Uitspraak
1.Procesverloop in cassatie
2.Beoordeling van het vierde cassatiemiddel
3.Beoordeling van de overige cassatiemiddelen
4.Beslissing
13 juni 2023.
Hoge Raad
In deze zaak heeft de Hoge Raad op 13 juni 2023 uitspraak gedaan in een cassatieberoep tegen een beslissing van het gerechtshof Arnhem-Leeuwarden. Het beroep was ingesteld door de betrokkene, die in deze zaak werd vertegenwoordigd door advocaat N. van Schaik. De zaak betreft een vordering tot ontneming van wederrechtelijk verkregen voordeel, waarbij de betrokkene werd beschuldigd van gewoontewitwassen.

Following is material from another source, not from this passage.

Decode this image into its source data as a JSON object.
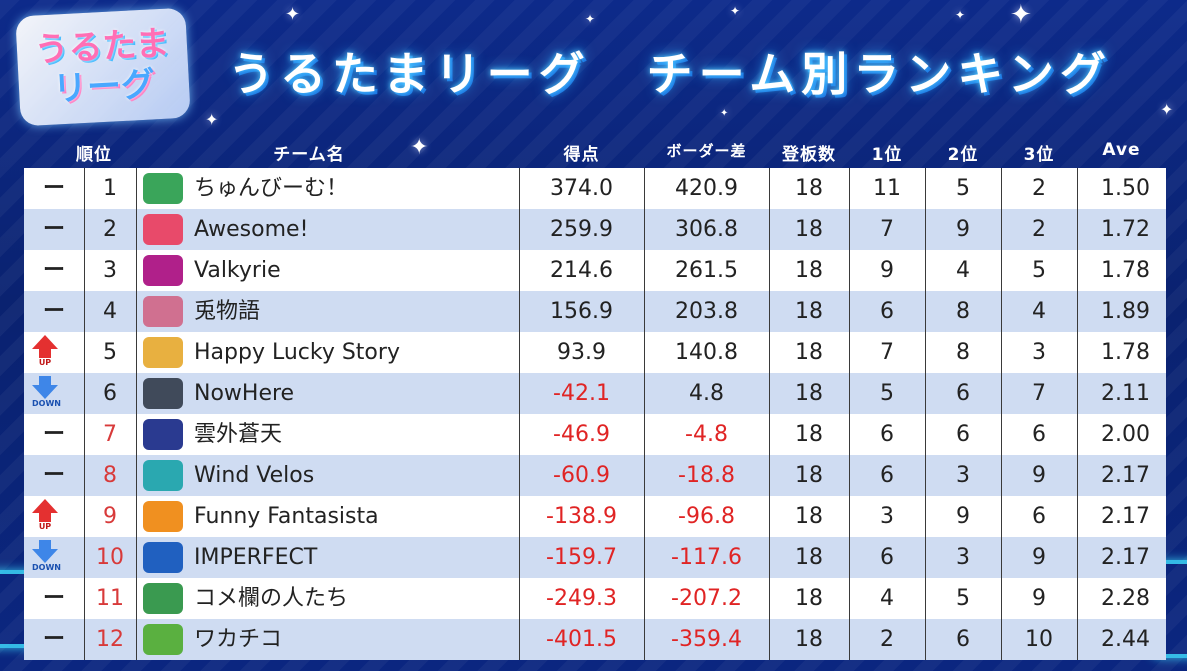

De Hoge Raad heeft in zijn beoordeling vastgesteld dat de redelijke termijn, zoals bedoeld in artikel 6 lid 1 van het Europees Verdrag tot bescherming van de rechten van de mens (EVRM), is overschreden. Dit was het gevolg van het feit dat de stukken te laat door het hof zijn ingezonden. Ondanks deze overschrijding heeft de Hoge Raad besloten dat dit niet tot cassatie hoeft te leiden. De Hoge Raad heeft ook de overige cassatiemiddelen beoordeeld, maar deze konden niet leiden tot vernietiging van de uitspraak van het hof. De Hoge Raad heeft geconcludeerd dat er geen aanleiding is om aan het oordeel over de overschrijding van de redelijke termijn enige andere rechtsgevolg te verbinden. De Hoge Raad heeft het beroep van de betrokkene verworpen.